1. Conservation of Momentum:
The total momentum before the collision is equal to the total momentum after the collision.
Mathematically, we can represent this as:
(mass of A * velocity of A before) + (mass of B * velocity of B before) = (mass of A * velocity of A after) + (mass of B * velocity of B after)

2. Conservation of Kinetic Energy:
The total kinetic energy before the collision is equal to the total kinetic energy after the collision.
Mathematically, we can represent this as:
(1/2 * mass of A * (velocity of A before)^2) + (1/2 * mass of B * (velocity of B before)^2) = (1/2 * mass of A * (velocity of A after)^2) + (1/2 * mass of B * (velocity of B after)^2)

Given information:
Mass of A (mA) = 0.0280 kg
Velocity of A before (vA before) = +6.64 m/s
Mass of B (mB) = 0.0560 kg
Velocity of B before (vB before) = 0 m/s

Now, let's calculate the velocities of A and B after the collision.

Using the conservation of momentum:
(mA * vA before) + (mB * vB before) = (mA * vA after) + (mB * vB after)

(0.0280 kg * 6.64 m/s) + (0.0560 kg * 0 m/s) = (0.0280 kg * vA after) + (0.0560 kg * vB after)

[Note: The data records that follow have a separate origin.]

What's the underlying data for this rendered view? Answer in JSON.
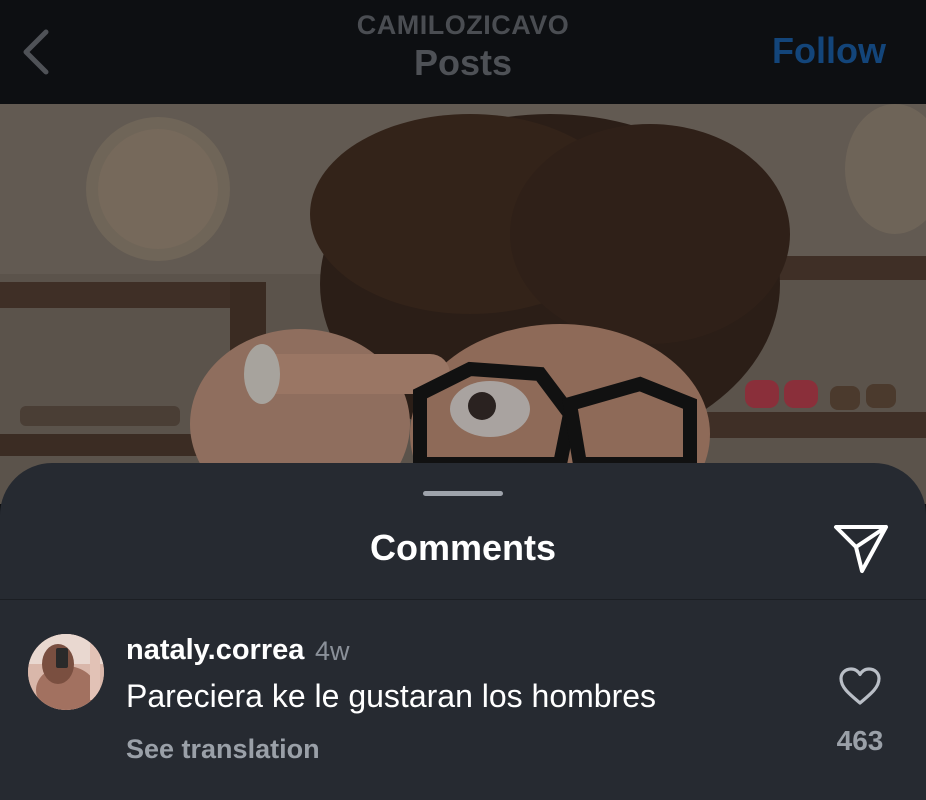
{
  "header": {
    "username": "CAMILOZICAVO",
    "title": "Posts",
    "follow_label": "Follow",
    "back_icon": "chevron-left-icon",
    "follow_color": "#13457a"
  },
  "post": {
    "image": "photo"
  },
  "comments_sheet": {
    "title": "Comments",
    "share_icon": "paper-plane-icon",
    "comments": [
      {
        "username": "nataly.correa",
        "time": "4w",
        "text": "Pareciera ke le gustaran los hombres",
        "translate_label": "See translation",
        "likes": "463",
        "like_icon": "heart-icon"
      }
    ]
  },
  "colors": {
    "sheet_background": "#262a31",
    "header_background": "#0d0f12",
    "text_primary": "#ffffff",
    "text_secondary": "#9aa0a8"
  }
}
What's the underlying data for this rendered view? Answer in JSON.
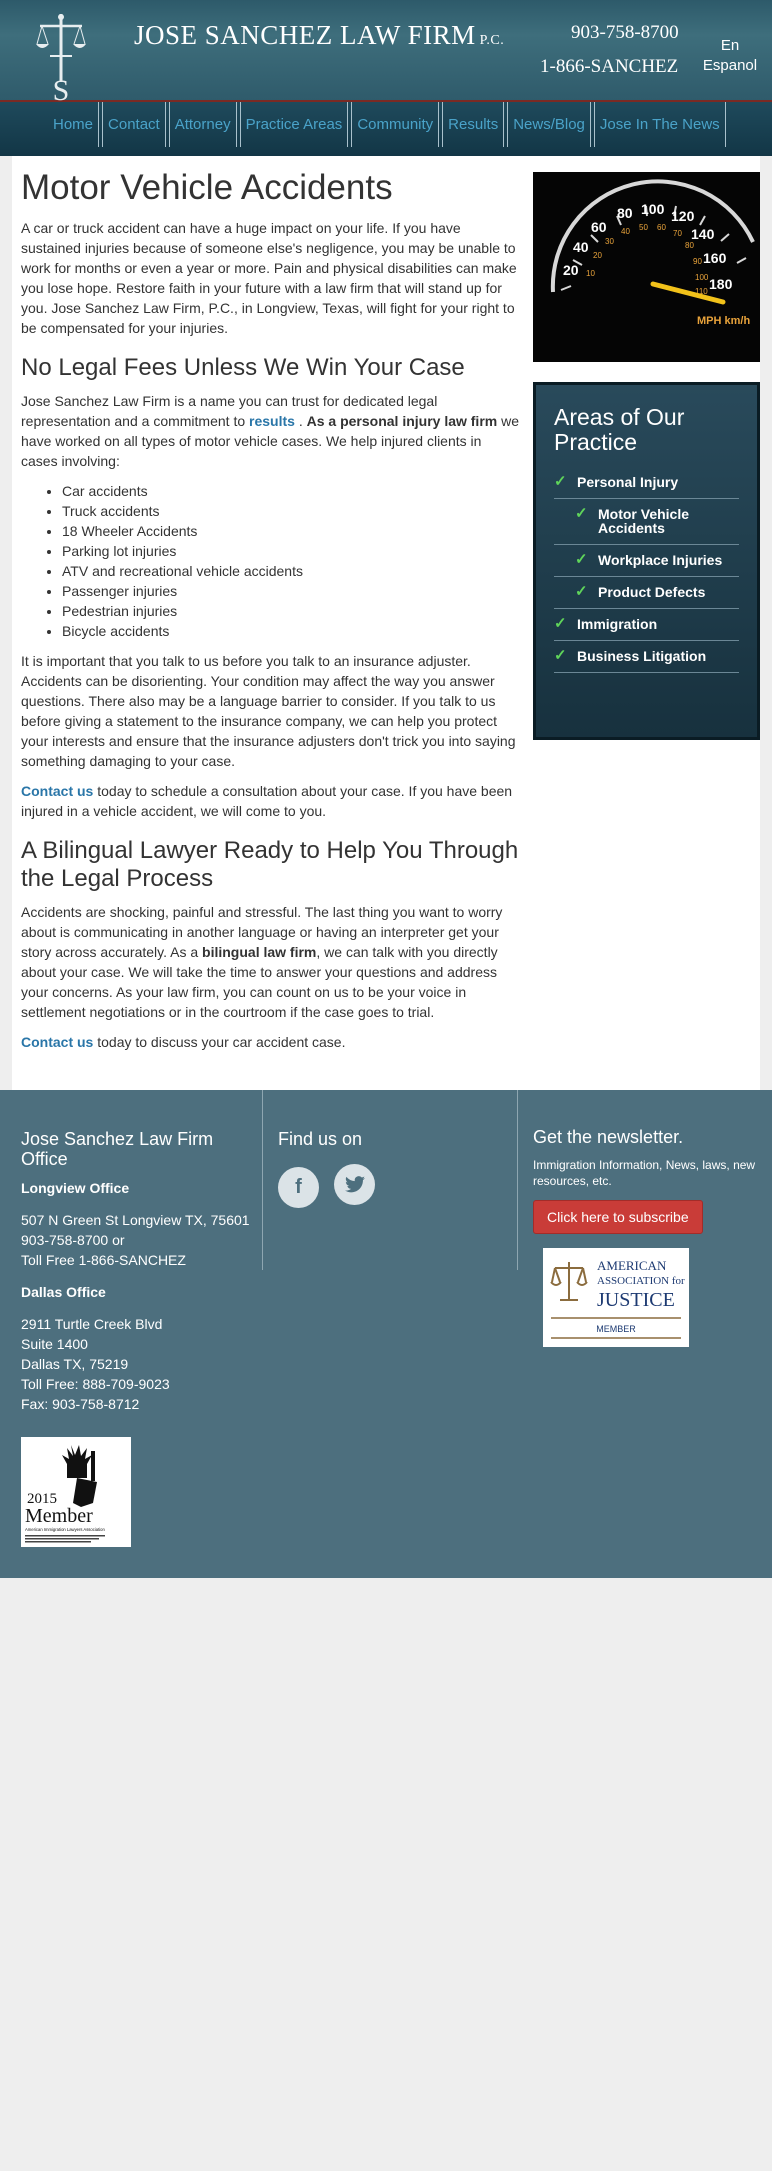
{
  "header": {
    "firm_name": "JOSE SANCHEZ LAW FIRM",
    "firm_suffix": "P.C.",
    "logo_letter": "S",
    "phone1": "903-758-8700",
    "phone2": "1-866-SANCHEZ",
    "lang_line1": "En",
    "lang_line2": "Espanol"
  },
  "nav": [
    "Home",
    "Contact",
    "Attorney",
    "Practice Areas",
    "Community",
    "Results",
    "News/Blog",
    "Jose In The News"
  ],
  "content": {
    "title": "Motor Vehicle Accidents",
    "intro": "A car or truck accident can have a huge impact on your life. If you have sustained injuries because of someone else's negligence, you may be unable to work for months or even a year or more. Pain and physical disabilities can make you lose hope. Restore faith in your future with a law firm that will stand up for you. Jose Sanchez Law Firm, P.C., in Longview, Texas, will fight for your right to be compensated for your injuries.",
    "h2_fees": "No Legal Fees Unless We Win Your Case",
    "fees_p1_a": "Jose Sanchez Law Firm is a name you can trust for dedicated legal representation and a commitment to ",
    "fees_p1_link": "results",
    "fees_p1_b": " . ",
    "fees_p1_bold": "As a personal injury law firm",
    "fees_p1_c": " we have worked on all types of motor vehicle cases. We help injured clients in cases involving:",
    "cases": [
      "Car accidents",
      "Truck accidents",
      "18 Wheeler Accidents",
      "Parking lot injuries",
      "ATV and recreational vehicle accidents",
      "Passenger injuries",
      "Pedestrian injuries",
      "Bicycle accidents"
    ],
    "important": "It is important that you talk to us before you talk to an insurance adjuster. Accidents can be disorienting. Your condition may affect the way you answer questions. There also may be a language barrier to consider. If you talk to us before giving a statement to the insurance company, we can help you protect your interests and ensure that the insurance adjusters don't trick you into saying something damaging to your case.",
    "contact1_link": "Contact us",
    "contact1_text": " today to schedule a consultation about your case. If you have been injured in a vehicle accident, we will come to you.",
    "h2_bilingual": "A Bilingual Lawyer Ready to Help You Through the Legal Process",
    "bilingual_a": "Accidents are shocking, painful and stressful. The last thing you want to worry about is communicating in another language or having an interpreter get your story across accurately. As a ",
    "bilingual_bold": "bilingual law firm",
    "bilingual_b": ", we can talk with you directly about your case. We will take the time to answer your questions and address your concerns. As your law firm, you can count on us to be your voice in settlement negotiations or in the courtroom if the case goes to trial.",
    "contact2_link": "Contact us",
    "contact2_text": " today to discuss your car accident case."
  },
  "sidebar": {
    "speedo_numbers": [
      "20",
      "40",
      "60",
      "80",
      "100",
      "120",
      "140",
      "160",
      "180"
    ],
    "speedo_units": "MPH km/h",
    "practice_title": "Areas of Our Practice",
    "practice_items": [
      {
        "label": "Personal Injury",
        "sub": false
      },
      {
        "label": "Motor Vehicle Accidents",
        "sub": true
      },
      {
        "label": "Workplace Injuries",
        "sub": true
      },
      {
        "label": "Product Defects",
        "sub": true
      },
      {
        "label": "Immigration",
        "sub": false
      },
      {
        "label": "Business Litigation",
        "sub": false
      }
    ]
  },
  "footer": {
    "col1_title": "Jose Sanchez Law Firm Office",
    "longview_label": "Longview Office",
    "longview_lines": [
      "507 N Green St Longview TX, 75601",
      "903-758-8700 or",
      "Toll Free 1-866-SANCHEZ"
    ],
    "dallas_label": "Dallas Office",
    "dallas_lines": [
      "2911 Turtle Creek Blvd",
      "Suite 1400",
      "Dallas TX, 75219",
      "Toll Free: 888-709-9023",
      "Fax: 903-758-8712"
    ],
    "find_title": "Find us on",
    "newsletter_title": "Get the newsletter.",
    "newsletter_text": "Immigration Information, News, laws, new resources, etc.",
    "subscribe_label": "Click here to subscribe",
    "aaj_line1": "AMERICAN",
    "aaj_line2": "ASSOCIATION for",
    "aaj_line3": "JUSTICE",
    "aaj_line4": "MEMBER",
    "badge_year": "2015",
    "badge_word": "Member",
    "badge_sub": "American Immigration Lawyers Association"
  },
  "colors": {
    "accent_link": "#2a76a8",
    "footer_bg": "#4d6f7e",
    "subscribe_btn": "#c93c38",
    "check": "#5fd45a"
  }
}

0.1859 kg·m/s = 0.0280 kg * vA after + 0.0560 kg * vB after

0.1859 kg·m/s - 0.0280 kg * vA after = 0.0560 kg * vB after

Next, let's calculate the velocities of A and B using the conservation of kinetic energy.

(1/2 * mA * (vA before)^2) + (1/2 * mB * (vB before)^2) = (1/2 * mA * (vA after)^2) + (1/2 * mB * (vB after)^2)

(1/2 * 0.0280 kg * (6.64 m/s)^2) + (1/2 * 0.0560 kg * (0 m/s)^2) = (1/2 * 0.0280 kg * (vA after)^2) + (1/2 * 0.0560 kg * (vB after)^2)

0.629 m²/s² = 0.01498 kg * (vA after)^2 + 0.0280 kg * (vB after)^2

Now we have two equations:
0.1859 kg·m/s - 0.0280 kg * vA after = 0.0560 kg * vB after
0.629 m²/s² = 0.01498 kg * (vA after)^2 + 0.0280 kg * (vB after)^2

We can solve this system of equations to find the velocities of A and B after the collision.